Which obviously has no basis in reality when the stock does jump up/down quite a bit. Rather than using historical measure, how can we use options to get the implied overnight move?

I am basically trying to get the market’s estimate of overnight volatility

The implied variance you infer at time $$t$$ for an option with expiry $$T$$ is the integral of the instantaneous variances: $$(T-t)\hat\sigma^2(t,T) = \int_t^T\sigma_u^2 du$$ so your request is a bit impossible without extra assumptions (eg. overnight variance is $$x\%$$ of total day variance).

However, in some cases, you may have an option with the same underlier but in a different region which could help you "complete" your term structure.

The limit you created is misleading because:

$$lim_{t→∞}σ_{daily}$$ is defined w.r.t a sequence of values and is not the same as $$σ_{daily}$$, which is a single value and NOT 0 in a squeezed time interval. For example, if the stock is B.M., the vol in time interval $$dt$$ is $$sqrt(dt)$$, which is a part of a sequence which converges to 0 as you squish $$dt$$ but it is itself NOT 0.

There are no options that trade at close and expire at open, so you cannot directly infer what the market thinks about implied vol overnight.

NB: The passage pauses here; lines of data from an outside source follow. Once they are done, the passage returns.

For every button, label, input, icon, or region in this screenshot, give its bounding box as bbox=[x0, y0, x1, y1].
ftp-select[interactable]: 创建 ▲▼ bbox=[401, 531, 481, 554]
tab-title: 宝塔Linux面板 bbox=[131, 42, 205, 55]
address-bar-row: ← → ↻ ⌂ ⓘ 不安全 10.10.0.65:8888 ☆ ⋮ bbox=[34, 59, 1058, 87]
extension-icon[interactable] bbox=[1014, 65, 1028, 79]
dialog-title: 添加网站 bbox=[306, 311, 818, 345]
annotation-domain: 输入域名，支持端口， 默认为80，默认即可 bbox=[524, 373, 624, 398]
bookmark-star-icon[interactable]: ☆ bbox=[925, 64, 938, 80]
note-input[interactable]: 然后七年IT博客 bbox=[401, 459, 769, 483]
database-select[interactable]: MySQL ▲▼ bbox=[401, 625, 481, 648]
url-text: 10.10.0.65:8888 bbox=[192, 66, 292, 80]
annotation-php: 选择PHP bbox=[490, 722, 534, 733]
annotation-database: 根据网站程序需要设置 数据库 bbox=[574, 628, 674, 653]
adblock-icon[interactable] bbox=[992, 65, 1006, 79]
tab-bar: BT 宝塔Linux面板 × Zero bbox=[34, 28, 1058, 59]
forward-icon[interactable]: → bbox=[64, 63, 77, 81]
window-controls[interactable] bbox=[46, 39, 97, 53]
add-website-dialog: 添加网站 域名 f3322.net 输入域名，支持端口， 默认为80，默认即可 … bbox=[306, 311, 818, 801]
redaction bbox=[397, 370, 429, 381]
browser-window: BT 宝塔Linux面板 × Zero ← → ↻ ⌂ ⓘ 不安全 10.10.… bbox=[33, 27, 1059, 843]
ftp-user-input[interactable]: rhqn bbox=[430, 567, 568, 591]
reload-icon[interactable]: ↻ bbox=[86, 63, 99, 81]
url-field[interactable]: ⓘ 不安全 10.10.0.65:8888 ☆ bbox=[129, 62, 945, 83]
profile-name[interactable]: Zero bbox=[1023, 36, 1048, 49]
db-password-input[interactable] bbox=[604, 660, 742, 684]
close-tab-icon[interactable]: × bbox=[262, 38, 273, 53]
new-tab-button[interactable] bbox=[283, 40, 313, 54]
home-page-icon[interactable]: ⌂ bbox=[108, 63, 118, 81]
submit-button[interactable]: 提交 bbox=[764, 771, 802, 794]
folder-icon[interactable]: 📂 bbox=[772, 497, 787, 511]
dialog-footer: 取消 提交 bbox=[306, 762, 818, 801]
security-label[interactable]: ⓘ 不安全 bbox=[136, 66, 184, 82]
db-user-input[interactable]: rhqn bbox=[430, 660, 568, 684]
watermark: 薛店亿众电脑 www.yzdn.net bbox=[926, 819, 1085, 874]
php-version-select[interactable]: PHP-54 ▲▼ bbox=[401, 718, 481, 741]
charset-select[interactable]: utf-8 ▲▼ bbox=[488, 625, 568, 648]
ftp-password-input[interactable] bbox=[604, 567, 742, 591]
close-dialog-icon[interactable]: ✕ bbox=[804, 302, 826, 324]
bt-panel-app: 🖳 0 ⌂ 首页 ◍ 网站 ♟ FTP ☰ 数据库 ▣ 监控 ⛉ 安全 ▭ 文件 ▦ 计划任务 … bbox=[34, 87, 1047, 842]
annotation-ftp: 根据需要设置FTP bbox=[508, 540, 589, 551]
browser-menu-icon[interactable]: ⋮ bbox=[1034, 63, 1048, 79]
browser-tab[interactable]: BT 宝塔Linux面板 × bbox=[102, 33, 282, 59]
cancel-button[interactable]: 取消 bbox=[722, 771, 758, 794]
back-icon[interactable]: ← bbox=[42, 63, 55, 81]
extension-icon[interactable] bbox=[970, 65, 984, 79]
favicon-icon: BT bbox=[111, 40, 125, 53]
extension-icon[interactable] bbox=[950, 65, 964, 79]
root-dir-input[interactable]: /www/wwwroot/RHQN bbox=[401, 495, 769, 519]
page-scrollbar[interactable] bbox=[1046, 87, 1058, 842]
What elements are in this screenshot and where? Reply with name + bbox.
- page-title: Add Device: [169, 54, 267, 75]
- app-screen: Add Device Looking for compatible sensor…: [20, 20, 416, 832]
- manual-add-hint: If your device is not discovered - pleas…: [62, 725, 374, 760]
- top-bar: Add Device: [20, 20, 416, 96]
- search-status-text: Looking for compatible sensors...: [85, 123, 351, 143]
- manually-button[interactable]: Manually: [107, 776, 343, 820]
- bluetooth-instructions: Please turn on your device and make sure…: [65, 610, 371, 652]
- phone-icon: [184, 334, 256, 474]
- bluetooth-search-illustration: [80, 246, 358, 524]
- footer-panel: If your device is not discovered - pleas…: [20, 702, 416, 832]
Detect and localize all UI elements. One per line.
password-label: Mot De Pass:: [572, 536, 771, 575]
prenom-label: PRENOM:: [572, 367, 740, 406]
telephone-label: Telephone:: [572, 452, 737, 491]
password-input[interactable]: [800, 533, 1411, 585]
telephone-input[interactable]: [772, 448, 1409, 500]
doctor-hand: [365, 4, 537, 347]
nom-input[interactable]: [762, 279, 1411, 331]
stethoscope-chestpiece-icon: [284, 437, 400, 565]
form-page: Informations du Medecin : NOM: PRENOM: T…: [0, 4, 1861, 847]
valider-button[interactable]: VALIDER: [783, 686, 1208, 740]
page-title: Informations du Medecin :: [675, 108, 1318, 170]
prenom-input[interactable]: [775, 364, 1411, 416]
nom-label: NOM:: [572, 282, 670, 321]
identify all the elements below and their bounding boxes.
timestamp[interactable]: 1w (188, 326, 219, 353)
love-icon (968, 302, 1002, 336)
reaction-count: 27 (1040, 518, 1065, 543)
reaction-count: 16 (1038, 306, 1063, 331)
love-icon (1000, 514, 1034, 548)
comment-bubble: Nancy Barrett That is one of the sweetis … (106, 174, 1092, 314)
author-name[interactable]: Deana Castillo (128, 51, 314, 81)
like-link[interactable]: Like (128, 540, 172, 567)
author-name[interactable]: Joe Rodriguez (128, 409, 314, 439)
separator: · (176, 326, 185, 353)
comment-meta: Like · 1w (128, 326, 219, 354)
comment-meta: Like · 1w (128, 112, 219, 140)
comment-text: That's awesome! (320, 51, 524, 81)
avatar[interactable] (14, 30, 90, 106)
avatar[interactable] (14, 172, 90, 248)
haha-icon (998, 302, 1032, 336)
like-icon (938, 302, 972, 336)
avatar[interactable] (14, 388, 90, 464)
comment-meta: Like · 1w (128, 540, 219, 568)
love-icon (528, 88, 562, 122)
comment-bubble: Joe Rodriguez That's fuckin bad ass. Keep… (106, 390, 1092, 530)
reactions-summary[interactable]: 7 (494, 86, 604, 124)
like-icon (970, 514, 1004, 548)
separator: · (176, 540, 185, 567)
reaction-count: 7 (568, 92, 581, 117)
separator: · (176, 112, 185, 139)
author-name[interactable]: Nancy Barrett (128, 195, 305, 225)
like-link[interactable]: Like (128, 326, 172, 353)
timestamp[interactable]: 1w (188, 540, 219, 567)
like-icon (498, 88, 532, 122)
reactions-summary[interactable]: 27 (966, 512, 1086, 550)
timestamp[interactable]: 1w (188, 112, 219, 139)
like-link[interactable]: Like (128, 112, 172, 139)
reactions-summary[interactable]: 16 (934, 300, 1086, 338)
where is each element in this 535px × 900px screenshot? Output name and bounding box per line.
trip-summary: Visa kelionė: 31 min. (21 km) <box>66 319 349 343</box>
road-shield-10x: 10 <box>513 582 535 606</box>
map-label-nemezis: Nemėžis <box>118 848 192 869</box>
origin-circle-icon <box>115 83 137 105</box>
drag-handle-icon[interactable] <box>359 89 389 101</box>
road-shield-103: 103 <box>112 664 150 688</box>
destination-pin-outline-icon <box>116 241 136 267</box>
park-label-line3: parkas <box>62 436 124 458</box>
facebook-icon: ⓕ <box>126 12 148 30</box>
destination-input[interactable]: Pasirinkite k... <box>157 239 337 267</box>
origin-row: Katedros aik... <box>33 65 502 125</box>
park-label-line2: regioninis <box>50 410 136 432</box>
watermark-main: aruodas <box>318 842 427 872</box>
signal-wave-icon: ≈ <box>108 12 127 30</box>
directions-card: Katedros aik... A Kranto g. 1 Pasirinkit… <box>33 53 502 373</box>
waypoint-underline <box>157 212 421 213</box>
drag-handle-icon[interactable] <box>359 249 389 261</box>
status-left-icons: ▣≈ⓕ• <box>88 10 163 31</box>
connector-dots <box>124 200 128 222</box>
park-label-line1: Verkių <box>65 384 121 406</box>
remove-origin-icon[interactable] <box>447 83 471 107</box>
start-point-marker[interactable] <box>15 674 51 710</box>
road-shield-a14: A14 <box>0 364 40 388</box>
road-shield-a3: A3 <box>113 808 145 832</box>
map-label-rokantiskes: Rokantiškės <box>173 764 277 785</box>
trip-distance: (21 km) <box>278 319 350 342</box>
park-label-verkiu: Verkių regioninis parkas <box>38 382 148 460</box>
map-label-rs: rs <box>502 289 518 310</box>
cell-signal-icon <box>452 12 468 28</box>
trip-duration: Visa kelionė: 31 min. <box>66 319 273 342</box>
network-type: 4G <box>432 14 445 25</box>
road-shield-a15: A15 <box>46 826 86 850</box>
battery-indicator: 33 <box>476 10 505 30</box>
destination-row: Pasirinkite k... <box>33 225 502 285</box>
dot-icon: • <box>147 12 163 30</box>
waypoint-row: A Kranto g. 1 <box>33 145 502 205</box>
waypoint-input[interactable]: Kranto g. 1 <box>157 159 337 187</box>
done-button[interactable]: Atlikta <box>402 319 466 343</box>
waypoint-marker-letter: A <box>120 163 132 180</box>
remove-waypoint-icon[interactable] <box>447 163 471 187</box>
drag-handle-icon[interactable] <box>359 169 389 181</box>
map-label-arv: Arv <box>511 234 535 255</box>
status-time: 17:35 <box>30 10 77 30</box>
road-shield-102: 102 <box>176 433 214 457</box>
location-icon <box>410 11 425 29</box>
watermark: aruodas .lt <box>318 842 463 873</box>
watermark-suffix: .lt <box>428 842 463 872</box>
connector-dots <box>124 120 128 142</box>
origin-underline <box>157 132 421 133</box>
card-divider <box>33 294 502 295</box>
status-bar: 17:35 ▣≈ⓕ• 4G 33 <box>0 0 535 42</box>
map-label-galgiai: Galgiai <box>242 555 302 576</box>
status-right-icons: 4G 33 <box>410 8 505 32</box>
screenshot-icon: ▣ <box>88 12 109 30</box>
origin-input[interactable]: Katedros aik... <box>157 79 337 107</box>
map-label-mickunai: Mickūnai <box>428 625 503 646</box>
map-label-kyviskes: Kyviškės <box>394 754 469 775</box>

One way is, you will need an estimate of forward vol from open to close tomorrow and subtract it from current implied vol from close today to close tomorrow to get an estimate. However these aren't very very reliable because short term options aren't very sensitive to vol.

One hack is to scale the normal implied volatility by (Historical_overnight_vol)/(Historical_overall_vol).

Implied volatilities by definition is sqrt integrated variance till expiry. There is no way to tell any particular section of time apart.

You can make historical estimates that’s it. Sometimes if there’s an overnight event (like CPI), you need to price it accordingly too. Or if you can find a paired stock/index that trades whole day, you can calculate some proxy vol.